Face à une menace, les moutons se dirigent bien vers le centre du troupeau

Publiant leur étude dans la revue Current Biology, des chercheurs britanniques ont montré expérimentalement, GPS à l’appui, que des moutons menacés par un prédateur se regroupent vers le centre du troupeau.

Selon la théorie du biologiste évolutionniste britannique Bill Hamilton, au sein d’un groupe d’animaux, les individus se déplacent vers le centre de celui-ci quand un prédateur apparaît. Un comportement destiné à réduire les risques d'être capturés en périphérie qui est souvent observé empiriquement chez les moutons, par exemple.

Néanmoins, le Dr Andrew King, du Royal Veterinary College de Londres, avec des collègues de l'University College de Londres et de l'Université de Cambridge, a tenu à le vérifier. Pour cela, il a équipé chaque brebis d’un troupeau d’un ‘sac à dos’ contenant un récepteur GPS. Parallèlement, il a dressé un chien de berger à approcher les ovins dans le cas présent, pour les mener vers un portail ouvert. Grâce à ce contrôle à la fois de la ‘menace’ (le chien) et des déplacements précis des moutons à chaque seconde, les chercheurs ont ainsi pu confirmer que lorsque le chien s’approche à 70 mètres du troupeau, les brebis commencent à s'agglutiner vers le centre du groupe.

Or, c'est la première fois que ce comportement est scientifiquement démontré de la sorte dans la mesure où il est d'ordinaire difficile de prévoir la menace et donc d'observer l'attitude des moutons. "Pour la première fois, nous avons pu montrer les trajectoires de mouvement individuelles de tous les animaux impliqués.
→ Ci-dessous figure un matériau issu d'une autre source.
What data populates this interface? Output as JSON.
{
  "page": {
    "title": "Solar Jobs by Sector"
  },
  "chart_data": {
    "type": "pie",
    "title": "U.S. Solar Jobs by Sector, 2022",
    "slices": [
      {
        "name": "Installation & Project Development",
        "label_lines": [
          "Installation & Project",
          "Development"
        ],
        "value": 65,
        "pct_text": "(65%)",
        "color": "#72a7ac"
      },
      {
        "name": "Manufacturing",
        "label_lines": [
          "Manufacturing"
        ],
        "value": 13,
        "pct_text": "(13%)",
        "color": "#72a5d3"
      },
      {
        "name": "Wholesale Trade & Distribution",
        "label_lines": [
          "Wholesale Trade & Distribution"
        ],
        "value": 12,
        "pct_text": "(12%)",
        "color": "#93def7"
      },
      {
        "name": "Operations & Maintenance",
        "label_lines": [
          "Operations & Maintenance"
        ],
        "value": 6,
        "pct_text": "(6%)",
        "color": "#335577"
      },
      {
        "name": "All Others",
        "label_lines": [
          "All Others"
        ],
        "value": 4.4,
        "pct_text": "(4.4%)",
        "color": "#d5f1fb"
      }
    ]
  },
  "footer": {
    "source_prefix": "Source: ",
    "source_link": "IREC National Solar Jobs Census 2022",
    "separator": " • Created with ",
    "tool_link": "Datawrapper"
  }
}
Avant que nous ayons pu dire 'yep', ils se sont déplacés et ont couru vers le centre. Mais grâce aux GPS enregistrant les mouvements à chaque seconde, [nous avons pu] surveiller chaque animal lorsqu'il était menacé", a confirmé le Dr King cité par la BBC.
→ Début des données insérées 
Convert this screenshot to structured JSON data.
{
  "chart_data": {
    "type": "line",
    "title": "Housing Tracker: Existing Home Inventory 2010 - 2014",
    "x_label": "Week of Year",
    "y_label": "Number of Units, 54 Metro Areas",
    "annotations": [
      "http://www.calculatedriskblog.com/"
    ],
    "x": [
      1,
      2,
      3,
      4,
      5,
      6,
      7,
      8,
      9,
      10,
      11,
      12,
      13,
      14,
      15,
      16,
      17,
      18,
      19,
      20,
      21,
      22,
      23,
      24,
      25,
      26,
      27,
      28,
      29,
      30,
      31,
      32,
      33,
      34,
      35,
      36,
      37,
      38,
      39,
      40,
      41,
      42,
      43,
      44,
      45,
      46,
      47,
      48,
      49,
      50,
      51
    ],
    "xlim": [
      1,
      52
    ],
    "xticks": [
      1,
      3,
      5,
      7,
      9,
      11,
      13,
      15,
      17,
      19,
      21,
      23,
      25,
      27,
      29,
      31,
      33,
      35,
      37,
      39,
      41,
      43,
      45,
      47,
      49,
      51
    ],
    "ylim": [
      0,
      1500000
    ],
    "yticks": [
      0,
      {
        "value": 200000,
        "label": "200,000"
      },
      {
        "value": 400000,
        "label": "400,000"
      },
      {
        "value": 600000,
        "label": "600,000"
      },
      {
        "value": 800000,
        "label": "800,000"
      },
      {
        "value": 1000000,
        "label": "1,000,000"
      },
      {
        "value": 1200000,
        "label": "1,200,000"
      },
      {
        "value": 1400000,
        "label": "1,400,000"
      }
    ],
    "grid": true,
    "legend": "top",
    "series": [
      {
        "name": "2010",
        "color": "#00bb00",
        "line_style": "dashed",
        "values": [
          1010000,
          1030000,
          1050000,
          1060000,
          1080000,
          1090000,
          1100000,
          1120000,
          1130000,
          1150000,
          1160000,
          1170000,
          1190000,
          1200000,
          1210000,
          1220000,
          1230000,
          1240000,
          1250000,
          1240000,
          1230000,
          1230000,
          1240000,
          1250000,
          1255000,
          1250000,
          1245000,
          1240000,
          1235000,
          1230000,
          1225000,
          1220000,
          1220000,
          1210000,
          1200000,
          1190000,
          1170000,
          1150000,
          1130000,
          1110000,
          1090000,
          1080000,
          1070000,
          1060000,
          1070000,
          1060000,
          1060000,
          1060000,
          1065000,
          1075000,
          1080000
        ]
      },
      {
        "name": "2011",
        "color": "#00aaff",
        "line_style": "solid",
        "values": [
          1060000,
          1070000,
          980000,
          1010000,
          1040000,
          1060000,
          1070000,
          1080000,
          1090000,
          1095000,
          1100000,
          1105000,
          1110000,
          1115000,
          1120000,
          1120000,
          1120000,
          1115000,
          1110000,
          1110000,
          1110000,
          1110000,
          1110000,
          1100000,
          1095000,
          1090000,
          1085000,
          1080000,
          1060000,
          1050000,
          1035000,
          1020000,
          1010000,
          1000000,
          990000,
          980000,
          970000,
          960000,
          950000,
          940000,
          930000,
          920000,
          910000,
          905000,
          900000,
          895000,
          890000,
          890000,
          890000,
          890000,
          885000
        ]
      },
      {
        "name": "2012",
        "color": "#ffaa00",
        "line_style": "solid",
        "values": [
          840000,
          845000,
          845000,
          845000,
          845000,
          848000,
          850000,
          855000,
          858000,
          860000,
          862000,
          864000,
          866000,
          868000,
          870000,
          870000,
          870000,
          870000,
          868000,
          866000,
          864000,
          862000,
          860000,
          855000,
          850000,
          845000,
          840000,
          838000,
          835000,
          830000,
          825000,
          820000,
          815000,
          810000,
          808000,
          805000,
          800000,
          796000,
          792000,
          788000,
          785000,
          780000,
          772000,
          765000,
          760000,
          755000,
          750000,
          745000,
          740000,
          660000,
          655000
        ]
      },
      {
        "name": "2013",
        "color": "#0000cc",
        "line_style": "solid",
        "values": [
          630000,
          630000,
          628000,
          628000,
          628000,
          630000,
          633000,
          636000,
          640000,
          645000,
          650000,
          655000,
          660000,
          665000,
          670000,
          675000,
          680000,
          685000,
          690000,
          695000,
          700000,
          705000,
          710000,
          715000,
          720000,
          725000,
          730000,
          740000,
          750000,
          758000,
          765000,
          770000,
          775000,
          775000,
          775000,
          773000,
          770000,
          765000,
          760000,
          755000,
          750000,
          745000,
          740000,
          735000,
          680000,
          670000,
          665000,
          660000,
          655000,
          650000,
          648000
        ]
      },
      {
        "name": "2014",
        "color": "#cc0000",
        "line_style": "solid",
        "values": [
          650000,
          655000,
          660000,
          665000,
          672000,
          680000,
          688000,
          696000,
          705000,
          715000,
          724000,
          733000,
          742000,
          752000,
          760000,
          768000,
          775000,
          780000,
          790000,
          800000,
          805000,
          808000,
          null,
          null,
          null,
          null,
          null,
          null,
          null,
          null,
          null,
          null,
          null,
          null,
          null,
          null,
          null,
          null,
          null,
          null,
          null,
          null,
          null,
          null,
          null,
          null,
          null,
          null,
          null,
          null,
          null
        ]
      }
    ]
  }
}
D'autres études sur les changements de comportement 

"Le champ [d’étude] du comportement collectif connaît une évolution rapide en ce moment. Nous acquérons des techniques de mieux en mieux adaptées à l'étude (…) des mécanismes par lesquels les animaux s’organisent et accomplissent des actions collectives, comme des changements brusques de direction", a commenté pour sa part le Pr Jens Krause, de l'Université Humboldt en Allemagne.
Les chercheurs espèrent donc désormais que leurs travaux vont fournir de nouveaux éléments pour étudier comment les changements neurologiques peuvent affecter le comportement d'individus.

SOURCE

15 commentaires:

  1. Y aurait-il une analogie avec les humains moutonniers ?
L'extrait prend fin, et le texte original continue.